In de reactiekolommen van Nederlandse media is het beeld divers. Afhankelijk van het profiel van de site zijn ‘Israëliërs’ of ‘Palestijnen’ in de meerderheid. Op Trouw.nl is over het algemeen het pro-Palestijnse geluid iets sterker.
Help Us Win.org is één van de lobbysites die daar graag verandering in wil brengen. Zij moedigt sympathisanten aan de Israëlische waarheid te verkondigen op de fora van internationale media. In het Russisch, Arabisch of Engels, elke sympathisant krijgt met ‘sleutelberichten’ munitie aangereikt. Deze sleutelberichten moeten duidelijk maken dat Israel geen andere keus heeft dan militaire actie en dat ‘terreurorganisatie’ Hamas de schuldige is van de vele doden en gewonden. “Doe mee aan discussiegroepen, verspreid het woord op Twitter.”

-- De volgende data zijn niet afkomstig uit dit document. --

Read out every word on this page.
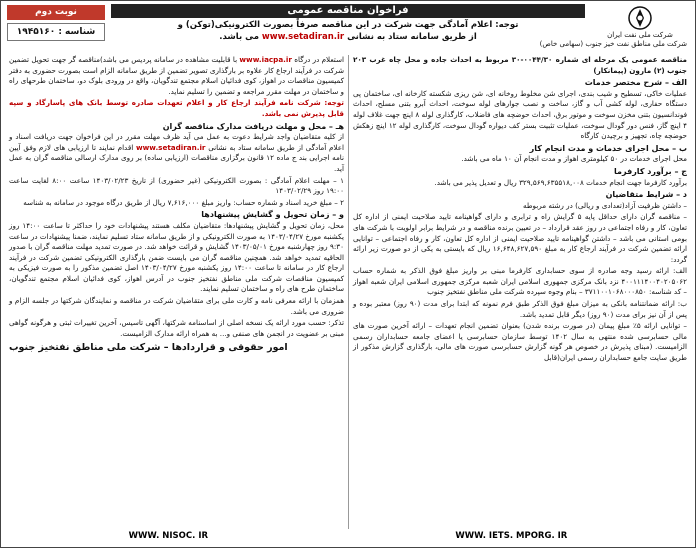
شرکت ملی نفت ایران
شرکت ملی مناطق نفت خیز جنوب (سهامی خاص)
فراخوان مناقصه عمومی
توجه: اعلام آمادگی جهت شرکت در این مناقصه صرفاً بصورت الکترونیکی(توکن) و
از طریق سامانه ستاد به نشانی www.setadiran.ir می باشد.
نوبت دوم
شناسه : ۱۹۴۵۱۶۰
مناقصه عمومی یک مرحله ای شماره ۰۰۴۴/۳۰-۳۰ مربوط به احداث جاده و محل چاه غرب ۲۰۳ جنوب (۲) مارون (پیمانکار)
الف – شرح مختصر خدمات
عملیات خاکی، تسطیح و شیب بندی، اجرای شن مخلوط روخانه ای، شن ریزی شکسته کارخانه ای، ساختمان پی دستگاه حفاری، لوله کشی آب و گاز، ساخت و نصب جوارهای لوله سوخت، احداث آبرو بتنی مسلح، احداث فوندانسیون بتنی مخزن سوخت و موتور برق، احداث حوضچه های فاضلاب، کارگذاری لوله ۸ اینچ جهت غلاف لوله ۴ اینچ گاز، فنس دور گودال سوخت، عملیات تثبیت بستر کف دیواره گودال سوخت، کارگذاری لوله ۱۲ اینچ زهکش حوضچه چاه، تجهیز و برچیدن کارگاه
ب – محل اجرای خدمات و مدت انجام کار
محل اجرای خدمات در ۵۰ کیلومتری اهواز و مدت انجام آن ۱۰ ماه می باشد.
ج – برآورد کارفرما
برآورد کارفرما جهت انجام خدمات ۳۲۹,۵۶۹,۶۳۵۵۱۸,۰۰۸ ریال و تعدیل پذیر می باشد.
د – شرایط متقاضیان
– داشتن ظرفیت آزاد(تعدادی و ریالی) در رشته مربوطه
– مناقصه گران دارای حداقل پایه ۵ گرایش راه و ترابری و دارای گواهینامه تایید صلاحیت ایمنی از اداره کل تعاون، کار و رفاه اجتماعی در روز عقد قرارداد – در تعیین برنده مناقصه و در شرایط برابر اولویت با شرکت های بومی استانی می باشد – داشتن گواهینامه تایید صلاحیت ایمنی از اداره کل تعاون، کار و رفاه اجتماعی – توانایی ارائه تضمین شرکت در فرآیند ارجاع کار به مبلغ ۱۶,۶۴۸,۶۲۷,۵۹۰ ریال که بایستی به یکی از دو صورت زیر ارائه گردد:
الف: ارائه رسید وجه صادره از سوی حسابداری کارفرما مبنی بر واریز مبلغ فوق الذکر به شماره حساب ۴۰۰۱۱۱۴۰۰۴۰۲۰۵۰۶۲ نزد بانک مرکزی جمهوری اسلامی ایران شعبه مرکزی جمهوری اسلامی ایران شعبه اهواز – کد شناسه: ۳۷۱۱۰۰۱۰۶۸۰۰۰۸۵۰ – بنام وجوه سپرده شرکت ملی مناطق نفتخیز جنوب
ب: ارائه ضمانتنامه بانکی به میزان مبلغ فوق الذکر طبق فرم نمونه که ابتدا برای مدت (۹۰ روز) معتبر بوده و پس از آن نیز برای مدت (۹۰ روز) دیگر قابل تمدید باشد.
– توانایی ارائه ۵٪ مبلغ پیمان (در صورت برنده شدن) بعنوان تضمین انجام تعهدات – ارائه آخرین صورت های مالی حسابرسی شده منتهی به سال ۱۴۰۲ توسط سازمان حسابرسی یا اعضای جامعه حسابداران رسمی الزامیست. (مبنای پذیرش در خصوص هر گونه گزارش حسابرسی صورت های مالی، بارگذاری گزارش مذکور از طریق سایت جامع حسابداران رسمی ایران(قابل
استعلام در درگاه www.iacpa.ir با قابلیت مشاهده در سامانه پردیس می باشد)مناقصه گر جهت تحویل تضمین شرکت در فرآیند ارجاع کار علاوه بر بارگذاری تصویر تضمین از طریق سامانه الزام است بصورت حضوری به دفتر کمیسیون مناقصات در اهواز، کوی فدائیان اسلام مجتمع تندگویان، واقع در ورودی بلوک دو، ساختمان طرحهای راه و ساختمان در مهلت مقرر مراجعه و تضمین را تسلیم نماید.
توجه: شرکت نامه فرآیند ارجاع کار و اعلام تعهدات صادره توسط بانک های پاسارگاد و سپه قابل پذیرش نمی باشد.
هـ – محل و مهلت دریافت مدارک مناقصه گران
از کلیه متقاضیان واجد شرایط دعوت به عمل می آید ظرف مهلت مقرر در این فراخوان جهت دریافت اسناد و اعلام آمادگی از طریق سامانه ستاد به نشانی www.setadiran.ir اقدام نمایند تا ارزیابی های لازم وفق آیین نامه اجرایی بند ج ماده ۱۲ قانون برگزاری مناقصات (ارزیابی ساده) بر روی مدارک ارسالی مناقصه گران به عمل آید.
۱ – مهلت اعلام آمادگی : بصورت الکترونیکی (غیر حضوری) از تاریخ ۱۴۰۳/۰۲/۲۳ ساعت ۸:۰۰ لغایت ساعت ۱۹:۰۰ روز ۱۴۰۳/۰۲/۲۹
۲ – مبلغ خرید اسناد و شماره حساب: واریز مبلغ ۷,۶۱۶,۰۰۰ ریال از طریق درگاه موجود در سامانه به شناسه
و – زمان تحویل و گشایش پیشنهادها
محل، زمان تحویل و گشایش پیشنهادها: متقاضیان مکلف هستند پیشنهادات خود را حداکثر تا ساعت ۱۴:۰۰ روز یکشنبه مورخ ۱۴۰۳/۰۴/۲۷ به صورت الکترونیکی و از طریق سامانه ستاد تسلیم نمایند، ضمنا پیشنهادات در ساعت ۹:۳۰ روز چهارشنبه مورخ ۱۴۰۳/۰۵/۰۱ گشایش و قرائت خواهد شد. در صورت تمدید مهلت مناقصه گران با صدور الحاقیه تمدید خواهد شد. همچنین مناقصه گران می بایست ضمن بارگذاری الکترونیکی تضمین شرکت در فرآیند ارجاع کار در سامانه تا ساعت ۱۴:۰۰ روز یکشنبه مورخ ۱۴۰۳/۰۴/۲۷ اصل تضمین مذکور را به صورت فیزیکی به کمیسیون مناقصات شرکت ملی مناطق نفتخیز جنوب در آدرس اهواز، کوی فدائیان اسلام مجتمع تندگویان، ساختمان طرح های راه و ساختمان تسلیم نمایند.
همزمان با ارائه معرفی نامه و کارت ملی برای متقاضیان شرکت در مناقصه و نمایندگان شرکتها در جلسه الزام و ضروری می باشد.
تذکر: حسب مورد ارائه یک نسخه اصلی از اساسنامه شرکتها، آگهی تاسیس، آخرین تغییرات ثبتی و هرگونه گواهی مبنی بر عضویت در انجمن های صنفی و... به همراه ارائه مدارک الزامیست.
امور حقوقی و قراردادها – شرکت ملی مناطق نفتخیز جنوب
WWW. NISOC. IR	WWW. IETS. MPORG. IR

Opvallend is dat de microblogs van Twitter zo’n beperkte rol spelen bij de verspreiding van nieuws. Bij de aanslagen in Mumbai, afgelopen november, waren tweets van ooggetuigen een belangrijke bron van informatie. Weliswaar liep het kort na de start van het grondoffensief storm op het Twitterkanaal #gaza, maar het bleef bij stokpaardjes, verwensingen en herkauwen van verslagen van Al Jazeera en CNN. Voor een deel is dat verklaarbaar. In een gebied waar elektriciteit al een luxe is, heeft een stabiele internetverbinding niet de hoogste prioriteit. Daarnaast is de dichtheid van internetaansluitingen in Gaza laag. Over de dichtheid van mobiele telefoons in de regio, waarmee je ook tweets kunt versturen, bestaat veel onduidelijkheid. De schattingen lopen uiteen van twintig procent in 2006 tot meer dan 80 procent in 2008.
En Hamas zelf? Die is zelf heel wat minder succesvol op het web. Een avontuur op Youtube mislukte omdat het Amerikaanse bedrijf geen video’s wilde van een organisatie die op de lijst van terreurorganisaties staat. Op het Arabische alternatief TubeZik is wel enig pro-Hamasmateriaal te vinden, maar clips van raketaanvallen zijn op deze site minder populair dan soapseries, cartoons en muziekclips.
Waar Hamas het in de media-oorlog vooral van moet hebben, zijn de Palestijnse cameramensen en fotografen in het oorlogsgebied. Zij leveren de persbureaus elke dag tientallen foto’s van dode en gewonde kinderen. Wie in de bestanden van bijvoorbeeld Associated Press op namen van specifieke fotografen gaat zoeken, krijgt de indruk dat sommigen geheel zijn gespecialiseerd in ontzielde en verminkte kinderlichamen. Je kunt je afvragen in hoeverre deze beelden zijn gedramatiseerd, of zelfs geënsceneerd. Bekend is het verhaal van de zogeheten Green Helmet Guy, een Libanees die met dode kinderen over straat paradeerde. Ook nu duiken er geruchten op van gewonden die het op het ene moment uitschreeuwen en even later ongeschonden rouwen bij een overleden dierbare. Ondanks de vraagtekens die je bij het werk van sommige fotografen kunt hebben, verschijnt hun werk wel in de mondiale pers. Van Taiwannews.com en het Australische Sidney Morning Herald tot het Amerikaanse CBS.
Maar wie goed naar deze beelden kijkt, ziet dat de aanklacht toch iets anders uitpakt dan de makers bedoelen. De boodschap van de foto’s is dat door oorlog kinderen worden gedood en hun lichamen worden gebruikt voor propaganda.